One can imagine a similar dynamic in the near future, with a steady outflow of middle- and high-income households driving change in the composition of municipal electorates. As cities grow poorer and less populous, and as public employees come to represent an even larger share of those with meaningful political influence, urban populists may promise to redistribute whatever wealth is left—which in turn will contribute to further outmigration.

What can be done to prevent a repeat of the post-1960s exodus from America’s cities? The indispensable first step is to meet the threat of Covid-19, an effort that must be led by a competent and committed federal government. Failure to contain and ultimately defeat the pandemic would do grievous harm to cities, where the virus spreads most easily, and to America’s prospects for a meaningful economic recovery.

While fighting the pandemic, however, public safety can’t be taken for granted. Instead of calling for defunding the police, urban leaders should focus on how they can make police departments more capable and effective.

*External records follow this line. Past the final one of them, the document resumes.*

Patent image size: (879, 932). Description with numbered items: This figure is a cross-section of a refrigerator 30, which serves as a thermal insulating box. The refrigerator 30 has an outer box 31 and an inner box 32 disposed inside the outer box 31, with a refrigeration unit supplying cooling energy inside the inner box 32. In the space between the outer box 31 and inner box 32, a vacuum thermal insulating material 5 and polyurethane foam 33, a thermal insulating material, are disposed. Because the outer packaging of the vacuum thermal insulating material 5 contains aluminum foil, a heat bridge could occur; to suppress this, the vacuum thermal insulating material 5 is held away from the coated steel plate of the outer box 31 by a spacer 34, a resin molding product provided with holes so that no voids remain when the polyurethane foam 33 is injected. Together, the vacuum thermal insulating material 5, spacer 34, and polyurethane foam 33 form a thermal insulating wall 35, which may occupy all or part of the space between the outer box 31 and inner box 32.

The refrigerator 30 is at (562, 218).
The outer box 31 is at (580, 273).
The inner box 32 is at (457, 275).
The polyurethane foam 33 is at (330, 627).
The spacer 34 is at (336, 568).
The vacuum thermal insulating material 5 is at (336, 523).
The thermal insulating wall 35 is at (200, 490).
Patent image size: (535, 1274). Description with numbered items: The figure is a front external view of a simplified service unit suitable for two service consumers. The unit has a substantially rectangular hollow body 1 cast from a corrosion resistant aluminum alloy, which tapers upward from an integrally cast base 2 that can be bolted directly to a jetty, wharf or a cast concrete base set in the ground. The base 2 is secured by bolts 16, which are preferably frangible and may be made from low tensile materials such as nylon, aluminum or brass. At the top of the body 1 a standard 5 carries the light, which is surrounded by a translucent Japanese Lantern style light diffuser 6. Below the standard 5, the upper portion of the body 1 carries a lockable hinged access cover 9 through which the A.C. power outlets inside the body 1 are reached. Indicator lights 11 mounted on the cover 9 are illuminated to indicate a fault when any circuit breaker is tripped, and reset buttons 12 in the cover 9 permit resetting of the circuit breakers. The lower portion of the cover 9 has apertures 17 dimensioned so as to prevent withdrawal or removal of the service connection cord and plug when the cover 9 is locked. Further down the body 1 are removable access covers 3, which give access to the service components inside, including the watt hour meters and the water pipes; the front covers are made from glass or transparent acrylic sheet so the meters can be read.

To foster more positive police-community relations, departments would do well to embrace precision policing, which leans on community outreach and careful analysis of crime patterns. The aim is to minimize adversarial encounters with law-abiding people who happen to reside in unsafe neighborhoods. 

Cities must also limit the collective bargaining rights of public sector employees, to ensure that labor contracts don’t lock in place rigid work rules that make it exceedingly difficult to boost efficiency. The coming years will be a time of fiscal retrenchment, which means that cities will have to get creative to maintain or improve the quality of public services while limiting spending. That simply can’t happen without increased flexibility.

It is also time to end the gentrification wars that have roiled our most prosperous and productive cities over the past decade. The problem is real: A number of once-impoverished urban neighborhoods have grown so attractive to educated professionals that working- and middle-class residents, not to mention the very poor, have found themselves priced out. But the solution is not to resist new development, especially in the current economic climate. The best way to solve the problem of displacement in these neighborhoods is to relax and rescind counterproductive regulations and allow developers big and small to build new homes. 

Finally, cities would do well to embrace a more pluralistic approach to education. There should be room for high-performing charter school networks, support for low-income families who send their children to private schools, and a more differentiated approach to learning within district schools. Urban school districts ought to look to Idaho, which gives the parents of every seventh grader $4,125 to spend on education however they wish, from AP classes to remedial summer courses to training programs at local community colleges.

All these measures recognize that urban residents aren’t a captive audience. Cities are facing a much more competitive landscape than they were even six months ago. Those that succeed will do so by offering the highest quality of life at a price that won’t cause sticker shock. That is the surest route to maintaining urban communities that are more integrated, prosperous and just—a goal worthy of this moment.